Sources you will consult in every incident:

  1. Execution record. xeroctl exec show <executionId> reports the execution status, workspace, tool, and result metadata. xeroctl exec raw <executionId> returns the raw output blob, and xeroctl exec watch <executionId> follows a live execution. There is no CLI surface for the immutable audit log; view audit_logs rows through the operator dashboard.
  2. Approval queue. xeroctl approvals list and xeroctl approvals show <id> surface stuck or rejected approvals. Destructive-call gating routes through this queue, so incidents often correlate with expired entries.
  3. Agent events. xeroctl agents <id> --events prints the lifecycle event stream for the suspected agent.
  4. Structured logs on the agent. sudo journalctl -u xerotier-xem --since "30 minutes ago" --grep <executionId> on the agent host.
  5. Distributed trace. With XEROTIER_OTEL_ENABLED=true (and an XEROTIER_OTEL_ENDPOINT configured) the trace backend holds the per-frame timing from router to agent to tool to result. Tune sample rate via XEROTIER_OTEL_SAMPLE_RATE.

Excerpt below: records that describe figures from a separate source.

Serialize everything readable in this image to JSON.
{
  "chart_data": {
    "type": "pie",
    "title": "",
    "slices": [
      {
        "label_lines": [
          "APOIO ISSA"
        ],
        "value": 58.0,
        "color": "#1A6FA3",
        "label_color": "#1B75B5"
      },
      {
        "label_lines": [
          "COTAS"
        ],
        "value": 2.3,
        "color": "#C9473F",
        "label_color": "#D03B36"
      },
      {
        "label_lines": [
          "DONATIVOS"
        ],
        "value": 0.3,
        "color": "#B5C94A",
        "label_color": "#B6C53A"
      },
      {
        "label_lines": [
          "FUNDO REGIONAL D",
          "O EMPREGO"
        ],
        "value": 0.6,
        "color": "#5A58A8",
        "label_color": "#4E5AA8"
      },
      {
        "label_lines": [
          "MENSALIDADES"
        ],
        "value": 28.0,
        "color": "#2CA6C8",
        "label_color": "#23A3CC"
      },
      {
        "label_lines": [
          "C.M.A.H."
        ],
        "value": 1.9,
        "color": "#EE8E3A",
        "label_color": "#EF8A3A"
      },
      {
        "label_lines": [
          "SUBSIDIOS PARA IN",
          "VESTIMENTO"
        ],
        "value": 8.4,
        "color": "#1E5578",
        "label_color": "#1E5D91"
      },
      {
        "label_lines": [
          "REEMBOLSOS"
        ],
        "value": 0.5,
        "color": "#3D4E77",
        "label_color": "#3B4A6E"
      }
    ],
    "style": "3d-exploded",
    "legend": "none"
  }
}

Correlate by execution id. The execution record and traces share the same id; logs print it on every line.

Remediate

Typical remediation paths, from cheapest to most invasive:

  • Inspect the auto-fork-branch. If the tool call triggered auto-fork-branch, the parent chat has an unreached branch recorded immediately before the destructive call. Locate it with xeroctl chats branches list <chatId>. There is no CLI rollback verb today; consume the branch through the chat UI or document the manual recovery steps in the postmortem.
  • Corrective tool call. Run a read-only probe first, then a reverse mutation (e.g. kubectl apply of the pre-change manifest).
  • Rotate credentials. If the incident indicates credential leak, see Credential Rotation.
  • Rotate CURVE keys. If the incident indicates CURVE-key leak, run xeroctl agents curve-rotate <agentId> [--reason <text>].
  • Revoke the agent. Use xeroctl agents revoke-credentials <agentId> to invalidate the agent's credentials while keeping the record, or xeroctl agents <agentId> --delete for permanent removal.

Postmortem

After containment, a written postmortem is expected for every incident that altered production state unexpectedly. Minimum fields:

  • Incident ID and window.
  • Affected invocations (with IDs).
  • Root cause (template, tool, credential, or model misbehavior).
  • Detection path and time-to-detect.
  • Remediation actions.
  • Preventive follow-ups (chat template update, tool risk reclassification, approval policy tightening).

Attach an execution archive to the postmortem. Generate one with xeroctl exports create --type executions --since <ts> --until <ts>, then poll with xeroctl exports status and pull the bundle via xeroctl exports download.